Diesel engines make use of the diesel fuel injector to pass fuel to the engine cylinders. A direct injection system is used, which means, that fuel is injected directly into the cylinders, thus the injector is of a vital nature. Nowadays this has become a rather sophisticated piece of engineering, making use of computer chips (ECM communications) to regulate the air intake, fuel spraying, RPM etc. Diesel engines normally are much more efficient than gasoline engines but not so long ago, diesel powered vehicles were associated with big and polluting trucks. It is true that diesel is great for large shipments but that’s not all, because today things started to change and the casual driver has grasped the fact that modern diesel engines are much cleaner and produce less noise.

How Fuel Is Passed

Fuel is pumped by a primary pump through a filter and then to the injection pump. There it is pressurized to 2300 - 3500 psi to each injector.

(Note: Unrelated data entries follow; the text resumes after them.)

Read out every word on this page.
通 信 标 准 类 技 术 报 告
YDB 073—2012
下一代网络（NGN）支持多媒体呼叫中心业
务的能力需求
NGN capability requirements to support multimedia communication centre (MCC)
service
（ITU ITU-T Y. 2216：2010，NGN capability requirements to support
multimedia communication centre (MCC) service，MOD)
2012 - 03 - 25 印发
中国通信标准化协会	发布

The Injector Device Itself

The fuel injector is controlled by the ECU with the help of various sensors. The ECU makes the appropriate calculations to determine, for example, the air intake and fuel injection, amongst other functions. The injector makes use of a solenoid that is normally opened so that vaporized diesel can pass (the duration of this process is called the pulse width). Each injector present on each cylinder receives different amounts of fuel, calculated by the ECU. The latter will allow to the combustion process to reach the ideal stoichiometric ratio (air, fuel and ignition mixed together). The injector device has a small pump attached to it which is used to force air into the injector, mixing with the fuel, hence the device has to be able to resist high temperatures and high amounts of pressure. The device uses a small nozzle to spray diesel into the combustion chamber. The nozzle has a sequence of small holes so that fuel is distributed accordingly into the cylinder. The system makes use of another valve to suck air from the chamber which is mixed with vaporized diesel to intensify the combustion process.

The Final Step

Finally the exhaust valve removes any emissions present in the combustion chamber whilst the return fuel line removes any remaining fuel present in the chamber and returns it to the fuel tank.

Types of Diesel Engines

Some diesel engines may have a glow plug. A glow plug is that piece of equipment that heats up the combustion chambers to raise the temperature because sometimes the engine doesn’t rise to the required temperature for proper combustion, due to cold weather. Today large engines do not use glow plugs. Instead, all of the work is done by the ECM which reads the ambient temperature and retards the spraying of diesel into the cylinders accordingly. However, glow plugs are still an alternate system to raise temperature on smaller diesel engines.